日本が朝鮮人約2400人が強制動員された足尾銅山の世界遺産登録を推進する中、韓国政府も現地調査に乗り出すなど、植民地時代の強制労働の歴史が両国間の争点として再び浮上する見通しだ。軍艦島、佐渡金山に続き、また別の強制動員現場の世界遺産登録問題が浮上した形だ。
足尾銅山は栃木県日光市にある銅鉱山だ。1610年に銅が発見された後、江戸幕府時代から開発され、明治時代には日本の産業化を支える主要鉱山へと成長した。
日光市はすでに2007年から日本の文化庁に世界遺産暫定一覧表への追加記載を提案するなど、足尾銅山の世界遺産登録を推進してきた。特に先月30日に開かれた「足尾銅山の世界遺産登録を推進する会」創立20周年行事には、内閣官房参与通商政策担当・産業遺産情報センターの加藤康子センター長が講演者として参加し、力を添えた。この席で加藤氏は、足尾銅山の世界史的価値と公害発生・克服の歴史を正確に伝える必要性を強調したという。
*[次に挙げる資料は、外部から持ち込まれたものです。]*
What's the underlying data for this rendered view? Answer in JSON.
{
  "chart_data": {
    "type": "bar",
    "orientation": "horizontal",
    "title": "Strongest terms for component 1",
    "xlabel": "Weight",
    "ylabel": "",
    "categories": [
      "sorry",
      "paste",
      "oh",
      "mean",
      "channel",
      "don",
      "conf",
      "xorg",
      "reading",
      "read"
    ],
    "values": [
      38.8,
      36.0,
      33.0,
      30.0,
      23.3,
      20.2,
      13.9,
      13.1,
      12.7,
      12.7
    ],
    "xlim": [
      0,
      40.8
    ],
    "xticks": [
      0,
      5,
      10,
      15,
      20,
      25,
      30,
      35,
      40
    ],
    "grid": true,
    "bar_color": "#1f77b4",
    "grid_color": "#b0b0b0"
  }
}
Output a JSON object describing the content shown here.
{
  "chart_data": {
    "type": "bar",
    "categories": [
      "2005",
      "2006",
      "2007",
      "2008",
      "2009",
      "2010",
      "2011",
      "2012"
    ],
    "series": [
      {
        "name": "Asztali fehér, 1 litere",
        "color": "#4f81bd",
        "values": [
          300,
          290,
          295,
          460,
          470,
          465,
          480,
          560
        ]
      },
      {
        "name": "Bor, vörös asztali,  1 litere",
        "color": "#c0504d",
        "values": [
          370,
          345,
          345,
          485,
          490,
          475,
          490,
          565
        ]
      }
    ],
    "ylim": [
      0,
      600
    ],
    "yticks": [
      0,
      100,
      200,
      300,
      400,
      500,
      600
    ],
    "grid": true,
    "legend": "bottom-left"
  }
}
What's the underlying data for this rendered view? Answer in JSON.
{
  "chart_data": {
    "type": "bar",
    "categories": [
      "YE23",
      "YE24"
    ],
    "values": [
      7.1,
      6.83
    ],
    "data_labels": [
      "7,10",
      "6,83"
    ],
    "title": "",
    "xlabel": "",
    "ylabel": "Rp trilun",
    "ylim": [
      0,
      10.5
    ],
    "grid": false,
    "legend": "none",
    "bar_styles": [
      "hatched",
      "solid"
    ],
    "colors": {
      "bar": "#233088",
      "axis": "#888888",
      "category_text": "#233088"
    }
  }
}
ただ、まだ国連教育科学文化機関(ユネスコ)に正式に登録を申請した段階ではない。
足尾銅山は、すでにユネスコ世界文化遺産に登録された軍艦島や佐渡金山と同様、太平洋戦争当時、労働力不足を補うため朝鮮人を動員し、過酷な環境で働かせたとの指摘を受けている。
日帝強制動員被害者支援財団によると、1940年8月から1945年5月まで足尾銅山に強制動員された朝鮮人は2416人と把握されている。1944年9月以前は政府機関のあっせんという形で、それ以降は徴用方式で動員された。朝鮮人労働者は主に危険な作業に投入され、日本人より賃金が少なかったり、きちんと受け取れなかったりする被害があったという。
栃木県朝鮮人強制連行真相調査団は1997年、足尾銅山地域で死亡した朝鮮人が73人に上ると発表した。死因には肺炎や腸チフス、落盤事故などが含まれていた。死亡者の中には1歳未満の乳児22人もいた。
登録推進過程の争点は、産業化と公害克服の成果を強調する中で、朝鮮人強制動員の歴史をどれほど忠実に扱うかだ。東北アジア歴史財団のヒョン・ミョンホ研究委員は2024年の学術会議で「足尾銅山については、公害防止技術の卓越性を浮き彫りにして登録を推進しようとする戦略とみられる」と分析した。
すでに現地の展示でも強制動員の歴史が抜け落ちているとの指摘が出ている。共同通信は昨年、足尾銅山記念館が産業発展と公害克服の歴史を紹介する一方、強制労働に関する内容は展示していないと報じた。軍艦島と佐渡金山に続き、足尾銅山でも強制労働を含む「全体の歴史」の説明をめぐる問題が繰り返される可能性があるとの懸念が出ている背景だ。
韓国政府関係者も先月末、栃木県日光市の足尾銅山一帯で実態調査を行うなど、対応策を模索しているという。
一方、12日に新潟県佐渡市で開かれた日本側の佐渡金山追悼式では、今年も朝鮮人労働の強制性には言及されなかった。日本政府代表は追悼の辞で「朝鮮半島の労働者の方々は戦争中、坑内という危険で過酷な環境の下で困難な労働に従事された」と述べた。しかし「強制労働」という表現は使わなかった。2024年の初開催以来、3年連続だ。
韓国政府は強制性に対する認識の違いなどから日本側と合意に至らず、今年も追悼式に出席しなかった。追悼式は2024年、佐渡金山の世界遺産登録をめぐる協議過程で日本が約束した措置だ。